Konya İlahiyat Fakültesi'nden Doç.Dr. Hasan Özender, Hacı Veyiszâde'yi anlatıyor:
Hacı Veyiszâde Hoca Efendi bizim mahallemizin yakınındaki bir mahallede otururdu.
Bizim çocukluğumuz Hazreti Mevlânâ Türbesi civarında geçti.
Sokak oyunları oynardık, billa boncuk neyse..
Kadın erkek, çoluk çocuk, büyük küçük, yerli yabancı kimse farketmez:
Selâmün Aleyküm, Selâmün Aleyküm, Selâmün Aleyküm!..
Dükkân sahipleri, geldiğini görünce, böyle üstünü başını düzeltir, dükkânın önüne çıkardı.
Mübarek selamına mazhar olarak o gün hayırlı bir ticaret yapmayı da düşünerek tabii.
Biz de Hoca Efendi'nin geldiğini görünce hemen birbirimize haber ederdik, çocuklar olarak...
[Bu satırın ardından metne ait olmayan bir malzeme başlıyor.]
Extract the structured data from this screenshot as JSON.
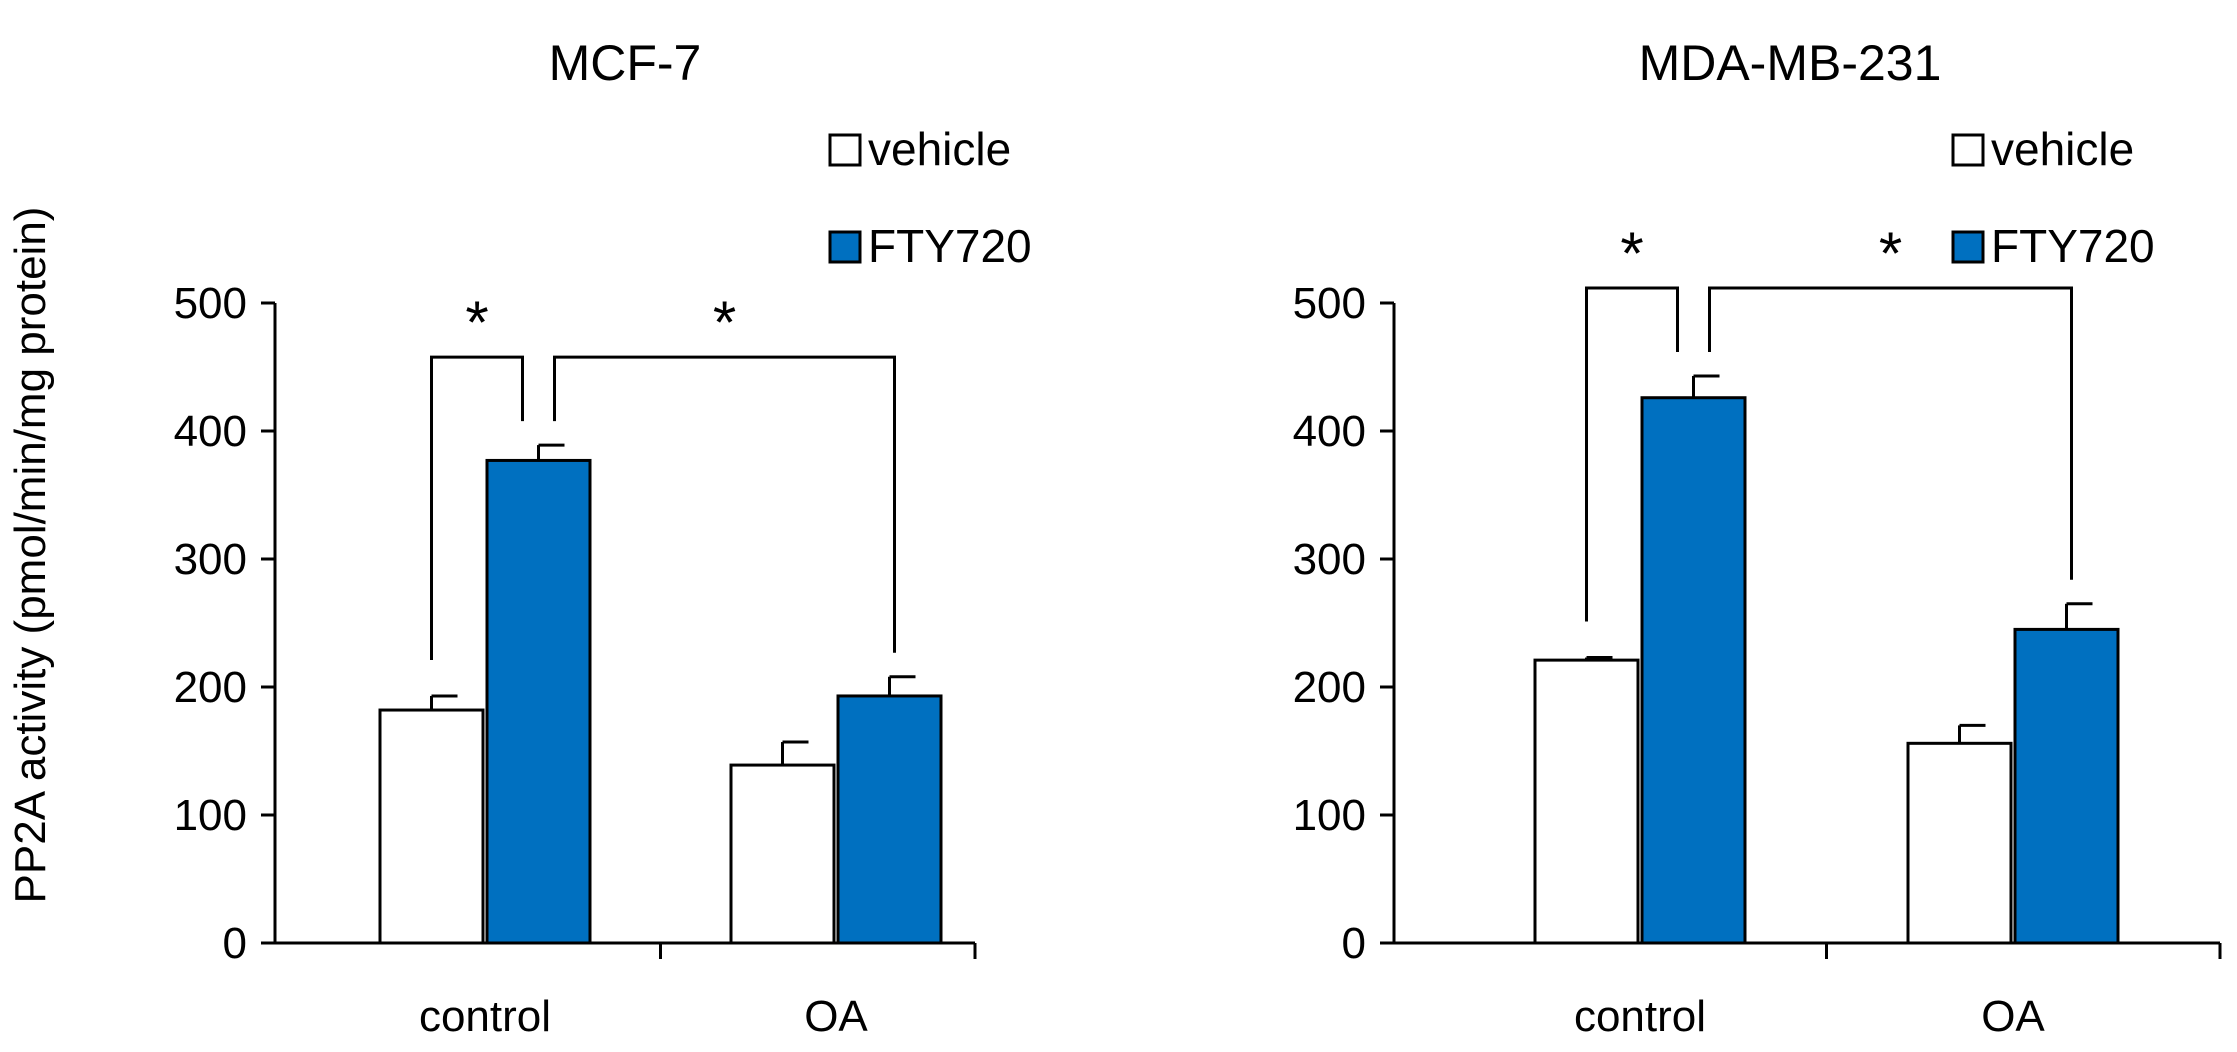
{
  "figure": {
    "ylabel": "PP2A activity (pmol/min/mg  protein)",
    "colors": {
      "vehicle": "#ffffff",
      "FTY720": "#0070c0",
      "axis": "#000000"
    }
  },
  "chart_data": [
    {
      "type": "bar",
      "title": "MCF-7",
      "categories": [
        "control",
        "OA"
      ],
      "series": [
        {
          "name": "vehicle",
          "values": [
            182,
            139
          ],
          "errors": [
            11,
            18
          ]
        },
        {
          "name": "FTY720",
          "values": [
            377,
            193
          ],
          "errors": [
            12,
            15
          ]
        }
      ],
      "ylim": [
        0,
        500
      ],
      "yticks": [
        "0",
        "100",
        "200",
        "300",
        "400",
        "500"
      ],
      "legend": [
        "vehicle",
        "FTY720"
      ],
      "legend_position": "top-right",
      "significance": [
        {
          "from": "vehicle-control",
          "to": "FTY720-control",
          "label": "*"
        },
        {
          "from": "FTY720-control",
          "to": "FTY720-OA",
          "label": "*"
        }
      ]
    },
    {
      "type": "bar",
      "title": "MDA-MB-231",
      "categories": [
        "control",
        "OA"
      ],
      "series": [
        {
          "name": "vehicle",
          "values": [
            221,
            156
          ],
          "errors": [
            2,
            14
          ]
        },
        {
          "name": "FTY720",
          "values": [
            426,
            245
          ],
          "errors": [
            17,
            20
          ]
        }
      ],
      "ylim": [
        0,
        500
      ],
      "yticks": [
        "0",
        "100",
        "200",
        "300",
        "400",
        "500"
      ],
      "legend": [
        "vehicle",
        "FTY720"
      ],
      "legend_position": "top-right",
      "significance": [
        {
          "from": "vehicle-control",
          "to": "FTY720-control",
          "label": "*"
        },
        {
          "from": "FTY720-control",
          "to": "FTY720-OA",
          "label": "*"
        }
      ]
    }
  ]
}
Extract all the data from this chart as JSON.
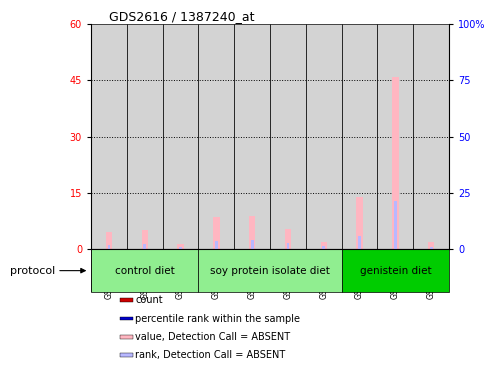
{
  "title": "GDS2616 / 1387240_at",
  "samples": [
    "GSM158579",
    "GSM158580",
    "GSM158581",
    "GSM158582",
    "GSM158583",
    "GSM158584",
    "GSM158585",
    "GSM158586",
    "GSM158587",
    "GSM158588"
  ],
  "value_absent": [
    4.5,
    5.2,
    1.3,
    8.5,
    8.8,
    5.5,
    2.0,
    14.0,
    46.0,
    2.0
  ],
  "rank_absent": [
    1.2,
    1.5,
    0.5,
    2.2,
    2.5,
    1.8,
    0.8,
    3.5,
    13.0,
    0.7
  ],
  "left_ylim": [
    0,
    60
  ],
  "left_yticks": [
    0,
    15,
    30,
    45,
    60
  ],
  "right_ylim": [
    0,
    100
  ],
  "right_yticks": [
    0,
    25,
    50,
    75,
    100
  ],
  "right_yticklabels": [
    "0",
    "25",
    "50",
    "75",
    "100%"
  ],
  "bar_color_absent_value": "#ffb6c1",
  "bar_color_absent_rank": "#b8b8ff",
  "bar_color_present_count": "#cc0000",
  "bar_color_present_rank": "#0000cc",
  "col_bg_color": "#d3d3d3",
  "group_data": [
    {
      "label": "control diet",
      "start": 0,
      "end": 2,
      "color": "#90ee90"
    },
    {
      "label": "soy protein isolate diet",
      "start": 3,
      "end": 6,
      "color": "#90ee90"
    },
    {
      "label": "genistein diet",
      "start": 7,
      "end": 9,
      "color": "#00cc00"
    }
  ],
  "legend_items": [
    {
      "label": "count",
      "color": "#cc0000"
    },
    {
      "label": "percentile rank within the sample",
      "color": "#0000cc"
    },
    {
      "label": "value, Detection Call = ABSENT",
      "color": "#ffb6c1"
    },
    {
      "label": "rank, Detection Call = ABSENT",
      "color": "#b8b8ff"
    }
  ]
}
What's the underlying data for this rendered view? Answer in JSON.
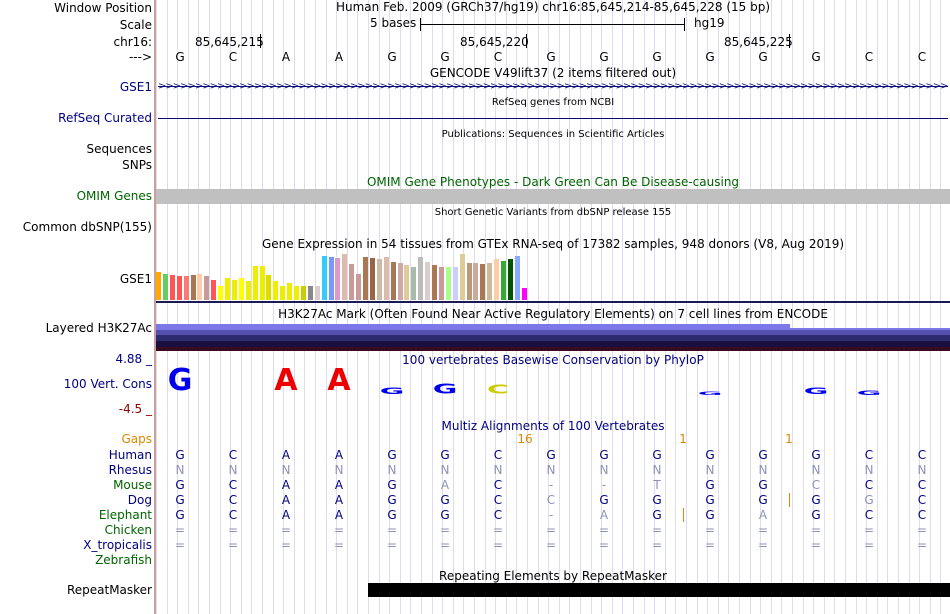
{
  "labels": {
    "window_position": "Window Position",
    "scale": "Scale",
    "chrom": "chr16:",
    "strand": "--->",
    "gse1_gencode": "GSE1",
    "refseq_curated": "RefSeq Curated",
    "sequences": "Sequences",
    "snps": "SNPs",
    "omim_genes": "OMIM Genes",
    "common_dbsnp": "Common dbSNP(155)",
    "gse1_gtex": "GSE1",
    "layered_h3k27ac": "Layered H3K27Ac",
    "cons_max": "4.88 _",
    "cons_label": "100 Vert. Cons",
    "cons_min": "-4.5 _",
    "repeatmasker": "RepeatMasker"
  },
  "header": {
    "title": "Human Feb. 2009 (GRCh37/hg19)   chr16:85,645,214-85,645,228 (15 bp)",
    "scale_text": "5 bases",
    "assembly": "hg19",
    "positions": [
      "85,645,215",
      "85,645,220",
      "85,645,225"
    ]
  },
  "sequence": [
    "G",
    "C",
    "A",
    "A",
    "G",
    "G",
    "C",
    "G",
    "G",
    "G",
    "G",
    "G",
    "G",
    "C",
    "C"
  ],
  "tracks": {
    "gencode_title": "GENCODE V49lift37 (2 items filtered out)",
    "refseq_title": "RefSeq genes from NCBI",
    "publications_title": "Publications: Sequences in Scientific Articles",
    "omim_title": "OMIM Gene Phenotypes - Dark Green Can Be Disease-causing",
    "dbsnp_title": "Short Genetic Variants from dbSNP release 155",
    "gtex_title": "Gene Expression in 54 tissues from GTEx RNA-seq of 17382 samples, 948 donors (V8, Aug 2019)",
    "h3k27ac_title": "H3K27Ac Mark (Often Found Near Active Regulatory Elements) on 7 cell lines from ENCODE",
    "cons_title": "100 vertebrates Basewise Conservation by PhyloP",
    "multiz_title": "Multiz Alignments of 100 Vertebrates",
    "repeat_title": "Repeating Elements by RepeatMasker"
  },
  "gtex": {
    "values": [
      0.58,
      0.55,
      0.52,
      0.5,
      0.5,
      0.52,
      0.55,
      0.5,
      0.42,
      0.3,
      0.45,
      0.42,
      0.45,
      0.4,
      0.7,
      0.7,
      0.52,
      0.4,
      0.3,
      0.35,
      0.3,
      0.3,
      0.3,
      0.3,
      0.92,
      0.9,
      0.88,
      0.95,
      0.75,
      0.55,
      0.9,
      0.88,
      0.85,
      0.9,
      0.8,
      0.78,
      0.72,
      0.68,
      0.9,
      0.8,
      0.72,
      0.68,
      0.68,
      0.68,
      0.95,
      0.78,
      0.78,
      0.75,
      0.78,
      0.85,
      0.82,
      0.85,
      0.92,
      0.25
    ],
    "colors": [
      "#ffaa00",
      "#66cc66",
      "#ff5555",
      "#ff5555",
      "#ff7777",
      "#aa7755",
      "#ffccaa",
      "#cc9999",
      "#ff5555",
      "#ffff00",
      "#eeee00",
      "#eeee00",
      "#ffff00",
      "#eeee00",
      "#eeee00",
      "#eeee00",
      "#dddd00",
      "#eeee00",
      "#eeee00",
      "#eeee00",
      "#eeee00",
      "#cccc00",
      "#888888",
      "#ddcccc",
      "#33ccff",
      "#7799ff",
      "#dd99cc",
      "#ddbbaa",
      "#cc9999",
      "#cc9999",
      "#aa7755",
      "#996644",
      "#ccbbaa",
      "#ddbbaa",
      "#aa7755",
      "#ccaaaa",
      "#ddcc99",
      "#aabbaa",
      "#bbbbbb",
      "#ddcccc",
      "#aa7755",
      "#cc9999",
      "#aaff88",
      "#ccccff",
      "#ddcc99",
      "#bb9977",
      "#ccaa99",
      "#aa7755",
      "#ccbb99",
      "#ffccaa",
      "#33aa33",
      "#005500",
      "#88aaff",
      "#ff00ff"
    ]
  },
  "multiz": {
    "gaps_label": "Gaps",
    "gap_values": [
      "16",
      "1",
      "1"
    ],
    "species": [
      {
        "name": "Human",
        "bases": [
          "G",
          "C",
          "A",
          "A",
          "G",
          "G",
          "C",
          "G",
          "G",
          "G",
          "G",
          "G",
          "G",
          "C",
          "C"
        ]
      },
      {
        "name": "Rhesus",
        "bases": [
          "N",
          "N",
          "N",
          "N",
          "N",
          "N",
          "N",
          "N",
          "N",
          "N",
          "N",
          "N",
          "N",
          "N",
          "N"
        ]
      },
      {
        "name": "Mouse",
        "bases": [
          "G",
          "C",
          "A",
          "A",
          "G",
          "A",
          "C",
          "-",
          "-",
          "T",
          "G",
          "G",
          "C",
          "C",
          "C"
        ]
      },
      {
        "name": "Dog",
        "bases": [
          "G",
          "C",
          "A",
          "A",
          "G",
          "G",
          "C",
          "C",
          "G",
          "G",
          "G",
          "G",
          "G",
          "G",
          "C"
        ]
      },
      {
        "name": "Elephant",
        "bases": [
          "G",
          "C",
          "A",
          "A",
          "G",
          "G",
          "C",
          "-",
          "A",
          "G",
          "G",
          "A",
          "G",
          "C",
          "C"
        ]
      },
      {
        "name": "Chicken",
        "bases": [
          "=",
          "=",
          "=",
          "=",
          "=",
          "=",
          "=",
          "=",
          "=",
          "=",
          "=",
          "=",
          "=",
          "=",
          "="
        ]
      },
      {
        "name": "X_tropicalis",
        "bases": [
          "=",
          "=",
          "=",
          "=",
          "=",
          "=",
          "=",
          "=",
          "=",
          "=",
          "=",
          "=",
          "=",
          "=",
          "="
        ]
      },
      {
        "name": "Zebrafish",
        "bases": [
          "",
          "",
          "",
          "",
          "",
          "",
          "",
          "",
          "",
          "",
          "",
          "",
          "",
          "",
          ""
        ]
      }
    ]
  },
  "cons_logo": [
    {
      "letter": "G",
      "color": "#0000ee",
      "scale": 1.0
    },
    {
      "letter": "A",
      "color": "#ee0000",
      "scale": 1.0
    },
    {
      "letter": "A",
      "color": "#ee0000",
      "scale": 1.0
    },
    {
      "letter": "G",
      "color": "#0000ee",
      "scale": 0.3
    },
    {
      "letter": "G",
      "color": "#0000ee",
      "scale": 0.45
    },
    {
      "letter": "C",
      "color": "#cccc00",
      "scale": 0.4
    },
    {
      "letter": "G",
      "color": "#0000ee",
      "scale": 0.15
    },
    {
      "letter": "G",
      "color": "#0000ee",
      "scale": 0.3
    },
    {
      "letter": "G",
      "color": "#0000ee",
      "scale": 0.2
    }
  ]
}
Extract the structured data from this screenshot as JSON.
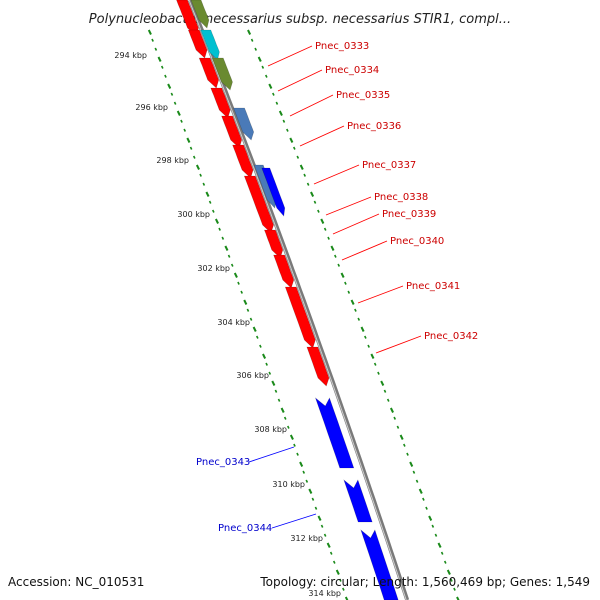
{
  "map": {
    "title": "Polynucleobacter necessarius subsp. necessarius STIR1, compl...",
    "accession": "Accession: NC_010531",
    "summary": "Topology: circular; Length: 1,560,469 bp; Genes: 1,549",
    "colors": {
      "forward_strand": "#ff0000",
      "reverse_strand": "#0000ff",
      "tick_green": "#1a8a1a",
      "backbone": "#7a7a7a",
      "cyan_feature": "#00c0d0",
      "olive_feature": "#6a8a30",
      "steel_feature": "#4a7ab8",
      "label_forward": "#cc0000",
      "label_reverse": "#0000cc"
    },
    "scale_labels": [
      {
        "text": "294 kbp",
        "kbp": 294
      },
      {
        "text": "296 kbp",
        "kbp": 296
      },
      {
        "text": "298 kbp",
        "kbp": 298
      },
      {
        "text": "300 kbp",
        "kbp": 300
      },
      {
        "text": "302 kbp",
        "kbp": 302
      },
      {
        "text": "304 kbp",
        "kbp": 304
      },
      {
        "text": "306 kbp",
        "kbp": 306
      },
      {
        "text": "308 kbp",
        "kbp": 308
      },
      {
        "text": "310 kbp",
        "kbp": 310
      },
      {
        "text": "312 kbp",
        "kbp": 312
      },
      {
        "text": "314 kbp",
        "kbp": 314
      }
    ],
    "gene_labels": [
      {
        "text": "Pnec_0333",
        "strand": "forward"
      },
      {
        "text": "Pnec_0334",
        "strand": "forward"
      },
      {
        "text": "Pnec_0335",
        "strand": "forward"
      },
      {
        "text": "Pnec_0336",
        "strand": "forward"
      },
      {
        "text": "Pnec_0337",
        "strand": "forward"
      },
      {
        "text": "Pnec_0338",
        "strand": "forward"
      },
      {
        "text": "Pnec_0339",
        "strand": "forward"
      },
      {
        "text": "Pnec_0340",
        "strand": "forward"
      },
      {
        "text": "Pnec_0341",
        "strand": "forward"
      },
      {
        "text": "Pnec_0342",
        "strand": "forward"
      },
      {
        "text": "Pnec_0343",
        "strand": "reverse"
      },
      {
        "text": "Pnec_0344",
        "strand": "reverse"
      }
    ]
  }
}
Elimizin billa boncuktan kirlenen şeklini biraz gizlerdik, silerdik, yıkardık.
Ve sırayla Hoca Efendinin elini öperdik.
O da dua ederdi:
-Hafız ol, Alim ol, Amil ol, Kâmil ol, Fadıl ol, Hacı ol, Hoca ol!..
Hadi babam, derslerinize iyi çalışın! diye tembihatlardı bulunurdu.
Ben inanıyorum, onun duasını alan herkes, onun duası doğrultusunda, gerekli yerlere gelmiştir.
Alim olmuştur, fazıl olmuştur gerçekten..
* Hacı Veyiszâde, Mustafa ÖZDAMAR, 1997, s.449, 450.